The MIT License permits free use, modification, and distribution of both this specification and conforming implementations, subject to the license terms. The MIT License permits free use, modification, and distribution of both this specification and conforming implementations, subject to the license terms.
## Appendix E: Acknowledgments and License
### Author
This specification was created and is maintained by Johann Schopplich, who also maintains the reference TypeScript/JavaScript implementation.
### Community Implementations
Implementations of TOON in other languages have been created by community members.
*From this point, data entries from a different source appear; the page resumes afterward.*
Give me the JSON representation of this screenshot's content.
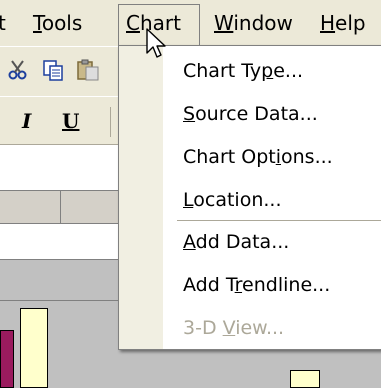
{
  "menubar": {
    "items": [
      {
        "text": "t"
      },
      {
        "pre": "",
        "acc": "T",
        "post": "ools"
      },
      {
        "pre": "",
        "acc": "C",
        "post": "hart"
      },
      {
        "pre": "",
        "acc": "W",
        "post": "indow"
      },
      {
        "pre": "",
        "acc": "H",
        "post": "elp"
      }
    ]
  },
  "toolbar": {
    "icons": [
      "cut-icon",
      "copy-icon",
      "paste-icon",
      "italic-icon",
      "underline-icon"
    ],
    "italic_label": "I",
    "underline_label": "U"
  },
  "chart_menu": {
    "items": [
      {
        "pre": "Chart Ty",
        "acc": "p",
        "post": "e...",
        "enabled": true
      },
      {
        "pre": "",
        "acc": "S",
        "post": "ource Data...",
        "enabled": true
      },
      {
        "pre": "Chart Opt",
        "acc": "i",
        "post": "ons...",
        "enabled": true
      },
      {
        "pre": "",
        "acc": "L",
        "post": "ocation...",
        "enabled": true
      },
      {
        "pre": "",
        "acc": "A",
        "post": "dd Data...",
        "enabled": true
      },
      {
        "pre": "Add T",
        "acc": "r",
        "post": "endline...",
        "enabled": true
      },
      {
        "pre": "3-D ",
        "acc": "V",
        "post": "iew...",
        "enabled": false
      }
    ]
  },
  "colors": {
    "chrome": "#ece9d8",
    "menu_bg": "#ffffff",
    "disabled_text": "#aca899",
    "bar_purple": "#9a1b5e",
    "bar_yellow": "#ffffcc"
  }
}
For a complete list with repository links and maintainer information, see the [Other Implementations](https://github.com/johannschopplich/toon#other-implementations) section of the README.
### License
This specification and reference implementation are released under the MIT License (see repository for details).
---
## Appendix F: Cross-check With Reference Behavior (Informative)
- The reference encoder/decoder test suites implement:
- Safe-unquoted string rules and delimiter-aware quoting (document vs active delimiter).
- Header formation and delimiter-aware parsing with active delimiter scoping.
- Length marker propagation (encoding) and acceptance (decoding).
- Tabular detection requiring uniform keys and primitive-only values.
- Objects-as-list-items parsing (+2 nested object rule; +1 siblings).
- Whitespace invariants for encoding and strict-mode indentation enforcement for decoding.
- Blank-line handling and trailing-newline acceptance.